The SDK attaches to your code and records what's happening inside it — per-epoch compute time, weight and gradient statistics, data loader stalls, GPU memory, cost attribution. It produces the same open artifacts whether it's running on your laptop with no network, in an air-gapped cluster, or connected to the Cirron platform.

It is not a model framework. It is not a tracking dashboard. It is a profiler. When connected to the Cirron platform, it gains aggregation across runs, epoch-over-epoch diffing, cost attribution, live streaming, and team visibility — but the SDK itself is standalone-usable.

The SDK works standalone. The platform makes it powerful. (Same relationship as git to GitHub — the repo is portable; the collaboration is where the value is.)

The wedge

You're 10 epochs into a training run. Loss spikes. Throughput halves. You want to know why, and you want to know it against every other run you've done.

import cirron as ci

ci.profile()  # attaches to the process, detects torch, installs hooks

for epoch in range(20):
    for batch in loader:          # DataLoader iteration → batch scopes, automatically
        loss = train_step(batch)  # forward / backward / optimizer_step → scopes, automatically
        ci.mark("loss", loss.item())

One line of setup. No scope wrapping, no callbacks, no manual instrumentation. Framework hooks detect epoch and batch boundaries, wrap the forward/backward/optimizer passes, and time the DataLoader — all from ci.profile() alone. The same zero-touch experience works for Trainer.train() (transformers) and model.fit() (Keras).

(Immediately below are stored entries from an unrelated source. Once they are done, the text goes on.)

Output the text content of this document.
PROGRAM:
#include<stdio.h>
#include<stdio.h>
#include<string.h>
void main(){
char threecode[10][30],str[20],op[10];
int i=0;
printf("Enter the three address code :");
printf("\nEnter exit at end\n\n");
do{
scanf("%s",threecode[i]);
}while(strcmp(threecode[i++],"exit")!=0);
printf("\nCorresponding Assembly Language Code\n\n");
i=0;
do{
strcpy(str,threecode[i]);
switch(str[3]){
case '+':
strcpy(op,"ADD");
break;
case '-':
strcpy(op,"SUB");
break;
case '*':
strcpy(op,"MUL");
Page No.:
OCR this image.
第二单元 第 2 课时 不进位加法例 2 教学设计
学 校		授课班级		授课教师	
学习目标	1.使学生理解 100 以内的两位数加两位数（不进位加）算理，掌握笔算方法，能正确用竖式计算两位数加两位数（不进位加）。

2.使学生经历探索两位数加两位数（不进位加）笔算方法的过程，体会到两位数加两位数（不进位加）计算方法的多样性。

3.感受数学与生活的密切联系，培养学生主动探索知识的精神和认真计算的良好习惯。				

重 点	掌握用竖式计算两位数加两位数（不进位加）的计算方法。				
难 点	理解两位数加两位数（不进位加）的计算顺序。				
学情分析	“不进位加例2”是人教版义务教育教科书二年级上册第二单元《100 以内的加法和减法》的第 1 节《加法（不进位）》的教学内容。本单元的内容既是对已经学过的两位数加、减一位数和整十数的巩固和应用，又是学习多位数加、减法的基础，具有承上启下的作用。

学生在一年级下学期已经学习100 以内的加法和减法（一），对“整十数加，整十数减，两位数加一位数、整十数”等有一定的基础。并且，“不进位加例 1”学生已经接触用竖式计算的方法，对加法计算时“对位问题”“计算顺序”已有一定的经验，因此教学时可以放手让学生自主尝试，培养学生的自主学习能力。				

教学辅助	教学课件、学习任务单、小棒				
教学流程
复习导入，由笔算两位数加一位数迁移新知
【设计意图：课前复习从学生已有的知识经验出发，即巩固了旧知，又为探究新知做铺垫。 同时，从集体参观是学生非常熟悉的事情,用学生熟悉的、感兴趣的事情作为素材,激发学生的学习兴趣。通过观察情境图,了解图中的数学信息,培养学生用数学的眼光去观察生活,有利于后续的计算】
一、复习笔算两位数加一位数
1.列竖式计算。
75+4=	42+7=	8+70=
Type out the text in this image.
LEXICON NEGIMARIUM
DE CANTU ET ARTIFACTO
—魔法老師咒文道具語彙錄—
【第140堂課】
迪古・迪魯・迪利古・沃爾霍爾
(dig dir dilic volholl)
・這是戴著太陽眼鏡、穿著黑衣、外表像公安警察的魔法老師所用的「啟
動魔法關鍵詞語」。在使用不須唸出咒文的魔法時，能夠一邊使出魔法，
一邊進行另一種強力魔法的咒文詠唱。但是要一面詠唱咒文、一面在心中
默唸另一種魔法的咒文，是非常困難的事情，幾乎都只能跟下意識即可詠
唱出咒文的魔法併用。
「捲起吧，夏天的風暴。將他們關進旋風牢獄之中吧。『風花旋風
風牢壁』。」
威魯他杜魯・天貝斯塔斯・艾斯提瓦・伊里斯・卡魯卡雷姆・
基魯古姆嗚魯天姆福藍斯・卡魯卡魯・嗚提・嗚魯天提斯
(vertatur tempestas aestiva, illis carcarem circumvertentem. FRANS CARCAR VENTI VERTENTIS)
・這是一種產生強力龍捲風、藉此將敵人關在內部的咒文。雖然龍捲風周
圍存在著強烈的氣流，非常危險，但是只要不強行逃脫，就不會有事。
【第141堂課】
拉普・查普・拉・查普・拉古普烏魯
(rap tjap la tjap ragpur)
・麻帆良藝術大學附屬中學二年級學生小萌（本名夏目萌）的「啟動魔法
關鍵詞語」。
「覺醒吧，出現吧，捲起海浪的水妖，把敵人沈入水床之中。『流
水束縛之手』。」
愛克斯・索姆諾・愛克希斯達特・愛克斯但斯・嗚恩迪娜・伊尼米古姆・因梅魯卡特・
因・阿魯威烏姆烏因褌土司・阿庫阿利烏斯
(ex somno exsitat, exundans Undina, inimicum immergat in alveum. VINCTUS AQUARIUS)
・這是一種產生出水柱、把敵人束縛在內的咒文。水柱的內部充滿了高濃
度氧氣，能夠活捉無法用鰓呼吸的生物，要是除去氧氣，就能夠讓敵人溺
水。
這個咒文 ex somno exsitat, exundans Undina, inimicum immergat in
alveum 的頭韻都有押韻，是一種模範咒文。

With no other changes, you now get:

  • Wall time, GPU seconds, and memory peak attributed to every epoch and batch
  • Weight and gradient statistics (mean, std, norm, histogram) per epoch by default
  • Data loader stall time vs. compute time, broken out
  • Cost in dollars, computed from the instance type Cirron already knows about
  • Epoch-over-epoch diffs against prior runs of the same pipeline

When epoch 10 goes sideways, you see where the time went, what the weights looked like compared to epoch 9, and whether the same thing happened last Tuesday.

Standalone or platform

The SDK is useful on its own. ci.profile() with no credentials writes traces to ./.cirron/ as structured JSON span records and safetensors snapshots (both open formats — documented, versioned, consumable by any tool). Inspect them from inside Python:

import cirron as ci

ci.trace()                       # pretty text tree of the current session
ci.trace(format="df")            # pandas DataFrame, one row per span
ci.trace(name="epoch")           # only `epoch` spans + descendants

No lock-in. Your traces are yours. The ./.cirron/ directory is JSON + safetensors — readable by any tool that handles those formats.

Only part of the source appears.